I prof che assegnano compiti si giustificano: se i ragazzi d’estate non fanno niente, in 3 mesi dimenticano tutto.
Se succede, vuol dire che si è insegnato o poco o troppo, in ogni caso male. Non è affliggendo gli studenti nei mesi estivi che si supera un problema professionale. Lo studio domestico si risolve in una memorizzazione di nozioni che hanno vita breve: si ingurgitano e si digeriscono in un attimo. Sono nozioni usa e getta, tempo rubato ad attività di gioco e sport durante le vacanze. Il paradosso è che a beneficiarne, delle vacanze, sono soprattutto i professori. Studenti e famiglie invece sono sopraffatti dai compiti. Finiscono avvantaggiati gli studenti che possono contare sull’aiuto dei genitori, e non è giusto. Ma perché, molto semplicemente, nei primi giorni non si fa un ripasso?
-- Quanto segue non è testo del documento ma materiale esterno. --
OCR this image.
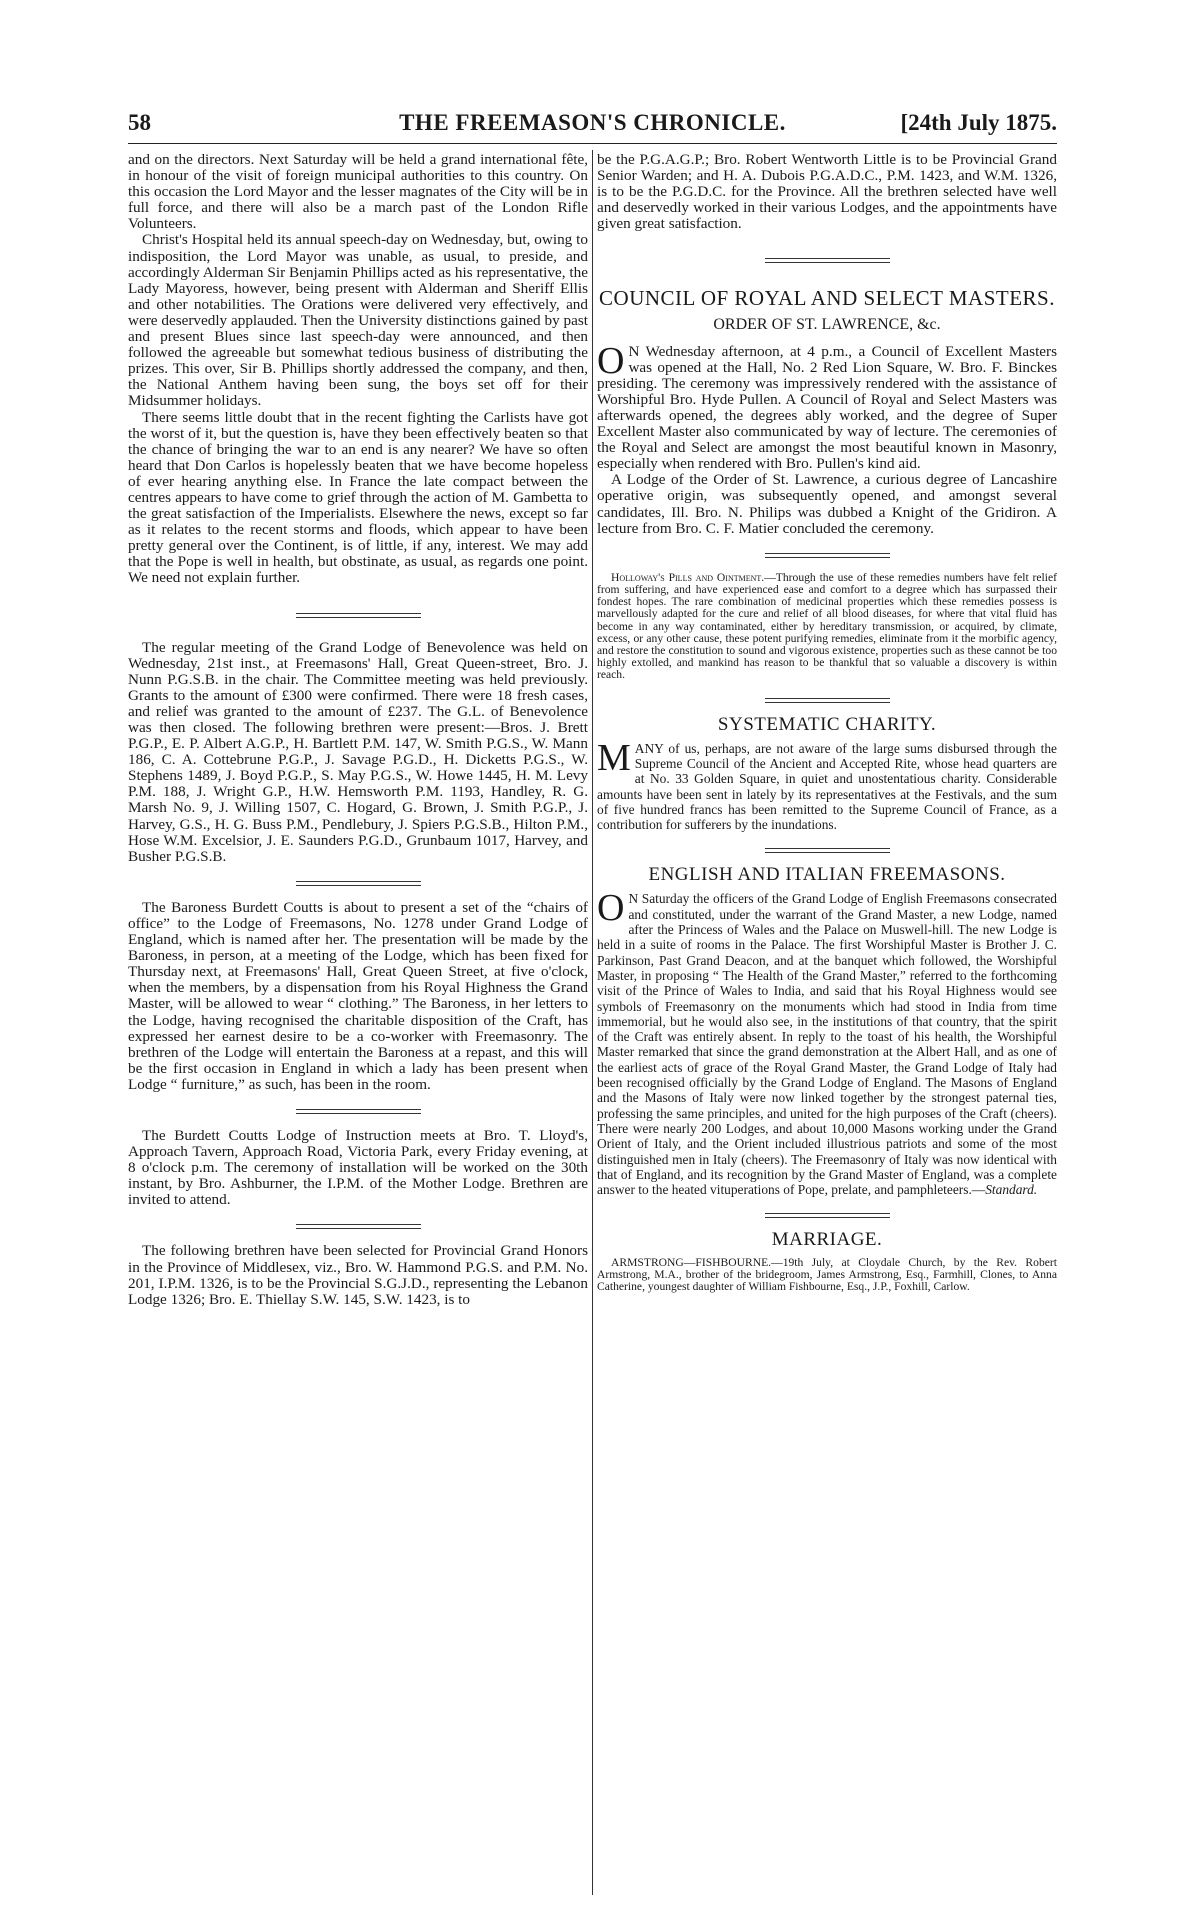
58	THE FREEMASON'S CHRONICLE.	[24th July 1875.

and on the directors. Next Saturday will be held a grand international fête, in honour of the visit of foreign municipal authorities to this country. On this occasion the Lord Mayor and the lesser magnates of the City will be in full force, and there will also be a march past of the London Rifle Volunteers.

Christ's Hospital held its annual speech-day on Wednesday, but, owing to indisposition, the Lord Mayor was unable, as usual, to preside, and accordingly Alderman Sir Benjamin Phillips acted as his representative, the Lady Mayoress, however, being present with Alderman and Sheriff Ellis and other notabilities. The Orations were delivered very effectively, and were deservedly applauded. Then the University distinctions gained by past and present Blues since last speech-day were announced, and then followed the agreeable but somewhat tedious business of distributing the prizes. This over, Sir B. Phillips shortly addressed the company, and then, the National Anthem having been sung, the boys set off for their Midsummer holidays.

There seems little doubt that in the recent fighting the Carlists have got the worst of it, but the question is, have they been effectively beaten so that the chance of bringing the war to an end is any nearer? We have so often heard that Don Carlos is hopelessly beaten that we have become hopeless of ever hearing anything else. In France the late compact between the centres appears to have come to grief through the action of M. Gambetta to the great satisfaction of the Imperialists. Elsewhere the news, except so far as it relates to the recent storms and floods, which appear to have been pretty general over the Continent, is of little, if any, interest. We may add that the Pope is well in health, but obstinate, as usual, as regards one point. We need not explain further.

The regular meeting of the Grand Lodge of Benevolence was held on Wednesday, 21st inst., at Freemasons' Hall, Great Queen-street, Bro. J. Nunn P.G.S.B. in the chair. The Committee meeting was held previously. Grants to the amount of £300 were confirmed. There were 18 fresh cases, and relief was granted to the amount of £237. The G.L. of Benevolence was then closed. The following brethren were present:—Bros. J. Brett P.G.P., E. P. Albert A.G.P., H. Bartlett P.M. 147, W. Smith P.G.S., W. Mann 186, C. A. Cottebrune P.G.P., J. Savage P.G.D., H. Dicketts P.G.S., W. Stephens 1489, J. Boyd P.G.P., S. May P.G.S., W. Howe 1445, H. M. Levy P.M. 188, J. Wright G.P., H.W. Hemsworth P.M. 1193, Handley, R. G. Marsh No. 9, J. Willing 1507, C. Hogard, G. Brown, J. Smith P.G.P., J. Harvey, G.S., H. G. Buss P.M., Pendlebury, J. Spiers P.G.S.B., Hilton P.M., Hose W.M. Excelsior, J. E. Saunders P.G.D., Grunbaum 1017, Harvey, and Busher P.G.S.B.

The Baroness Burdett Coutts is about to present a set of the “chairs of office” to the Lodge of Freemasons, No. 1278 under Grand Lodge of England, which is named after her. The presentation will be made by the Baroness, in person, at a meeting of the Lodge, which has been fixed for Thursday next, at Freemasons' Hall, Great Queen Street, at five o'clock, when the members, by a dispensation from his Royal Highness the Grand Master, will be allowed to wear “ clothing.” The Baroness, in her letters to the Lodge, having recognised the charitable disposition of the Craft, has expressed her earnest desire to be a co-worker with Freemasonry. The brethren of the Lodge will entertain the Baroness at a repast, and this will be the first occasion in England in which a lady has been present when Lodge “ furniture,” as such, has been in the room.

The Burdett Coutts Lodge of Instruction meets at Bro. T. Lloyd's, Approach Tavern, Approach Road, Victoria Park, every Friday evening, at 8 o'clock p.m. The ceremony of installation will be worked on the 30th instant, by Bro. Ashburner, the I.P.M. of the Mother Lodge. Brethren are invited to attend.

The following brethren have been selected for Provincial Grand Honors in the Province of Middlesex, viz., Bro. W. Hammond P.G.S. and P.M. No. 201, I.P.M. 1326, is to be the Provincial S.G.J.D., representing the Lebanon Lodge 1326; Bro. E. Thiellay S.W. 145, S.W. 1423, is to

be the P.G.A.G.P.; Bro. Robert Wentworth Little is to be Provincial Grand Senior Warden; and H. A. Dubois P.G.A.D.C., P.M. 1423, and W.M. 1326, is to be the P.G.D.C. for the Province. All the brethren selected have well and deservedly worked in their various Lodges, and the appointments have given great satisfaction.

COUNCIL OF ROYAL AND SELECT MASTERS.
ORDER OF ST. LAWRENCE, &c.

O N Wednesday afternoon, at 4 p.m., a Council of Excellent Masters was opened at the Hall, No. 2 Red Lion Square, W. Bro. F. Binckes presiding. The ceremony was impressively rendered with the assistance of Worshipful Bro. Hyde Pullen. A Council of Royal and Select Masters was afterwards opened, the degrees ably worked, and the degree of Super Excellent Master also communicated by way of lecture. The ceremonies of the Royal and Select are amongst the most beautiful known in Masonry, especially when rendered with Bro. Pullen's kind aid.

A Lodge of the Order of St. Lawrence, a curious degree of Lancashire operative origin, was subsequently opened, and amongst several candidates, Ill. Bro. N. Philips was dubbed a Knight of the Gridiron. A lecture from Bro. C. F. Matier concluded the ceremony.

Holloway's Pills and Ointment.—Through the use of these remedies numbers have felt relief from suffering, and have experienced ease and comfort to a degree which has surpassed their fondest hopes. The rare combination of medicinal properties which these remedies possess is marvellously adapted for the cure and relief of all blood diseases, for where that vital fluid has become in any way contaminated, either by hereditary transmission, or acquired, by climate, excess, or any other cause, these potent purifying remedies, eliminate from it the morbific agency, and restore the constitution to sound and vigorous existence, properties such as these cannot be too highly extolled, and mankind has reason to be thankful that so valuable a discovery is within reach.

SYSTEMATIC CHARITY.

MANY of us, perhaps, are not aware of the large sums disbursed through the Supreme Council of the Ancient and Accepted Rite, whose head quarters are at No. 33 Golden Square, in quiet and unostentatious charity. Considerable amounts have been sent in lately by its representatives at the Festivals, and the sum of five hundred francs has been remitted to the Supreme Council of France, as a contribution for sufferers by the inundations.

ENGLISH AND ITALIAN FREEMASONS.

O N Saturday the officers of the Grand Lodge of English Freemasons consecrated and constituted, under the warrant of the Grand Master, a new Lodge, named after the Princess of Wales and the Palace on Muswell-hill. The new Lodge is held in a suite of rooms in the Palace. The first Worshipful Master is Brother J. C. Parkinson, Past Grand Deacon, and at the banquet which followed, the Worshipful Master, in proposing “ The Health of the Grand Master,” referred to the forthcoming visit of the Prince of Wales to India, and said that his Royal Highness would see symbols of Freemasonry on the monuments which had stood in India from time immemorial, but he would also see, in the institutions of that country, that the spirit of the Craft was entirely absent. In reply to the toast of his health, the Worshipful Master remarked that since the grand demonstration at the Albert Hall, and as one of the earliest acts of grace of the Royal Grand Master, the Grand Lodge of Italy had been recognised officially by the Grand Lodge of England. The Masons of England and the Masons of Italy were now linked together by the strongest paternal ties, professing the same principles, and united for the high purposes of the Craft (cheers). There were nearly 200 Lodges, and about 10,000 Masons working under the Grand Orient of Italy, and the Orient included illustrious patriots and some of the most distinguished men in Italy (cheers). The Freemasonry of Italy was now identical with that of England, and its recognition by the Grand Master of England, was a complete answer to the heated vituperations of Pope, prelate, and pamphleteers.—Standard.

MARRIAGE.

ARMSTRONG—FISHBOURNE.—19th July, at Cloydale Church, by the Rev. Robert Armstrong, M.A., brother of the bridegroom, James Armstrong, Esq., Farmhill, Clones, to Anna Catherine, youngest daughter of William Fishbourne, Esq., J.P., Foxhill, Carlow.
Dicono anche che se non si fanno i compiti si perde l’allenamento.
A cosa: a stare seduti? Se si pensa che i compiti servano a insegnare l’ubbidienza, vuol dire che si tratta di una scelta ideologica raccapricciante. Come dimostra la follia di dare comptii ai bambini che fanno il tempo pieno alle elmentari. Stanno a scuola fino alle 4 e mezzo e non basta? Oggi i 500 docenti che aderiscono al gruppo Compiti zero dimostrano che anche senza sperimentazioni, con la scuola e l’orario di oggi, si ottengono ottimi risultati lavorando solo in classe.
Per di più è una fissazione tutta italiana.
Giusto. In Finlandia fino a 7 anni si gioca e basta. Poi si passa alla scuola: orari ridotti, meno giorni di lezione, zero compiti. E gli studenti sono in testa per competenze e conoscenze nelle classifiche mondiali. Ora anche la Francia si adegua: per chi resta indietro si faranno delle ore aggiuntive ma il pomeriggio resta di svago.
Quindi i compiti sono da bocciare senza riserve.
Assolutamente. Nell’ebook I compiti fanno male ho raccolto le testimonianze di genitori e docenti. Questi ultimi riferiscono che i ragazzi, senza l’ossessione degli esercizi domestici, portano avanti idee e ricerche per conto proprio, e le restituiscono alla classe, condividendole con i compagni. Certo, parliamo di una didattica senza lezione frontale, più partecipativa. Ma i risultati sono evidenti.